A second Texas nurse who tested positive for Ebola after caring for a patient with the virus had traveled by jetliner a day before she reported symptoms, US and airline officials said today.
The worker at Texas Health Presbyterian Hospital in Dallas had taken a Frontier Airlines flight from Cleveland, Ohio to Dallas/Fort Worth International Airport on Monday, the officials said.
The woman, identified to media by her grandmother as Amber Vinson, 29, was isolated immediately after reporting a fever yesterday, Texas Department of State Health Services officials said. She had treated Liberian patient Thomas Eric Duncan, who died of Ebola and was the first patient diagnosed with the virus in the United States.
The circumstances under which Vinson traveled were not immediately known. But the latest revelation raised fresh questions about the handling of Duncan’s case and its aftermath by both the hospital and the US Centers for Disease Control and Prevention (CDC).

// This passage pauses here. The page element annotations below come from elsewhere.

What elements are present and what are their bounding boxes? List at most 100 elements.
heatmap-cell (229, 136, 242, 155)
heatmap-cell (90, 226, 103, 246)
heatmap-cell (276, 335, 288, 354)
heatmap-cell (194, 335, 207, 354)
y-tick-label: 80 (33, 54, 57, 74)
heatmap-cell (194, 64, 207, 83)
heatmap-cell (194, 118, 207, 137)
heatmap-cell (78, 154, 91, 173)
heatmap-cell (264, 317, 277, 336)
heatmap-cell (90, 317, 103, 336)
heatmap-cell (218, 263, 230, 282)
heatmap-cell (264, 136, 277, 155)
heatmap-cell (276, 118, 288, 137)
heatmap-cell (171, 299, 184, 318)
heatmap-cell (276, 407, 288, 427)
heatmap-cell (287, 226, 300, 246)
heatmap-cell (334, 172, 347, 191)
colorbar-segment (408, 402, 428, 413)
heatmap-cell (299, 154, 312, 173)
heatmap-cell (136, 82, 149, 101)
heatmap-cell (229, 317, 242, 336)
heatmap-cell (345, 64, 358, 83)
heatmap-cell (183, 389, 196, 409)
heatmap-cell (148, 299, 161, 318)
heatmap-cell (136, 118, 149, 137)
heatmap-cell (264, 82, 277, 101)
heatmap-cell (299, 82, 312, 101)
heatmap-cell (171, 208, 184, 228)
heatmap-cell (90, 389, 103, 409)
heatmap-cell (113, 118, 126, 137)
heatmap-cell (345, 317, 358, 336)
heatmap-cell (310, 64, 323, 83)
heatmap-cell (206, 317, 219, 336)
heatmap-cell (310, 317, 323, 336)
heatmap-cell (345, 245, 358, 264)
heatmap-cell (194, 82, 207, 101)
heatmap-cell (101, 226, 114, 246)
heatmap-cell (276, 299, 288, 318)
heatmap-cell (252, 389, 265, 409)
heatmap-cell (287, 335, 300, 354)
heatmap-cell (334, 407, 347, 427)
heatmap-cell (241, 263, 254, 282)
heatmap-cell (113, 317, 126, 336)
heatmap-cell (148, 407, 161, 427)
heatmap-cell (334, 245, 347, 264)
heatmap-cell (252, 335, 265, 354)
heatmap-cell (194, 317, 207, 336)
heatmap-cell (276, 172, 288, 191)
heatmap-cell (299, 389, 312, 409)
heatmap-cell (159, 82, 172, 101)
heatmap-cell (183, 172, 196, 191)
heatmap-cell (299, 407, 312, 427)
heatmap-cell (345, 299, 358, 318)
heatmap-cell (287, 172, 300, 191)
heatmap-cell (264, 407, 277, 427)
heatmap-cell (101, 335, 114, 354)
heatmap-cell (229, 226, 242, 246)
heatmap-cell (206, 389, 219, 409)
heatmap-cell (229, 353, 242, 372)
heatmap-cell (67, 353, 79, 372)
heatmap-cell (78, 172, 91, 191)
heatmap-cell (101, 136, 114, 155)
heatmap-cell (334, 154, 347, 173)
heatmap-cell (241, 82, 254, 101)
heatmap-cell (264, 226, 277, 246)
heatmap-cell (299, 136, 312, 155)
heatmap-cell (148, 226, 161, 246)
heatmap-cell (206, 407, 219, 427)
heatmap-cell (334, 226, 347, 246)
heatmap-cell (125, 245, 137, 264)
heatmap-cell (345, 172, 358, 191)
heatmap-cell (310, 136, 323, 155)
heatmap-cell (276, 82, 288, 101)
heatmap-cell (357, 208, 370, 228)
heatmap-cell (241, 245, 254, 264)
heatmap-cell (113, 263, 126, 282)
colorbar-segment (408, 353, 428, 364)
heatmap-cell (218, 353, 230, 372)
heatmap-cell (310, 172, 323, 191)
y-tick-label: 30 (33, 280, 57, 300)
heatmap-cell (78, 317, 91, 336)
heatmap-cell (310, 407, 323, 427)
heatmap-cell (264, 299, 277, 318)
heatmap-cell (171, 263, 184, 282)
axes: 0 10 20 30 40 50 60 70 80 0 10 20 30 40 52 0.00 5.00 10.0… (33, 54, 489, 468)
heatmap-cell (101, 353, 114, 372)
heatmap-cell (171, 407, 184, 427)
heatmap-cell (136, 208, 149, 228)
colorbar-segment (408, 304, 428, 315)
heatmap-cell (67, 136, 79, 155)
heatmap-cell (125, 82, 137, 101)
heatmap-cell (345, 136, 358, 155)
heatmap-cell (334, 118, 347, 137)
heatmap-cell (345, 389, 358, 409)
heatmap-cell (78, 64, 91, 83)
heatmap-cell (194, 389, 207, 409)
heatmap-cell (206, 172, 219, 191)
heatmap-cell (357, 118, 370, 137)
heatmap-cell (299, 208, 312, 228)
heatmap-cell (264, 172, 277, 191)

At least 4,447 people have died in West Africa in the worst Ebola outbreak since the disease was identified in 1976, but cases in the United States and Europe have been limited. The virus can cause fever, bleeding, vomiting and diarrhea, and spreads through contact with bodily fluids.
«Health officials have interviewed the latest patient to quickly identify any contacts or potential exposures, and those people will be monitored,» the health department said in a statement.
During the weekend, 26-year-old nurse Nina Pham became the first person to be infected with Ebola in the United States. She had cared for Duncan during much of his 11 days in the hospital. He died in an isolation ward on Oct. 8.
The hospital said yesterday that Pham was «in good condition.»
News of the second nurse’s diagnosis follows criticism of the hospital’s nurses of its initial handling of the diseases, in a statement Tuesday by National Nurses United, which is both a union and a professional association for US nurses.
The nurses said the hospital lacked protocols to deal with an Ebola patient, offered no advance training and provided them with insufficient gear, including non-impermeable gowns, gloves with no taping around wrists and suits that left their necks exposed.
Basic principles of infection control were violated by both the hospital’s Infectious Disease Department and CDC officials, the nurses said, with no one picking up hazardous waste «as it piled to the ceiling.»
«The nurses strongly feel unsupported, unprepared, lied to, and deserted to handle the situation on their own,» the statement said.
The hospital said in a statement it had instituted measures to create a safe working environment and it was reviewing and responding to the nurses’ criticisms.
Speaking today on CBS «This Morning,» US Health and Human Services Secretary Sylvia Burwell declined to comment on the nurses’ allegations.
Dallas Mayor Mike Rawlings said at a news conference today that the second infected nurse lived alone and had no pets.
He said local health officials moved quickly to clean affected areas and to alert her neighbors and friends. A decontamination could be seen taking place at her residence.
Residents at The Bend East in the Village apartment complex were awoken early today by text messages from property managers saying a neighbor had tested positive for Ebola, and pamphlets had been stuffed beneath doors and left under doormats, said a resident.
Other residents were concerned enough that they were limiting time spent outdoors.
«Everybody thinks this won’t happen because we are in the United States. But it is happening,» said Esmeralda Lazalde, who lives about a mile from where the first nurse who contracted Ebola resides.
Texas Health Presbyterian Hospital is doing everything it can to contain the virus, said Dr. Daniel Varga of Texas Health Resources, which owns the hospital. «I don’t think we have a systematic institutional problem,» he said at a news conference on Wednesday.
At the same briefing, Dallas County Judge Clay Jenkins, the county’s chief political officer, said authorities were anticipating additional possible Ebola cases.
«We are preparing contingencies for more, and that is a very real possibility,» Jenkins said.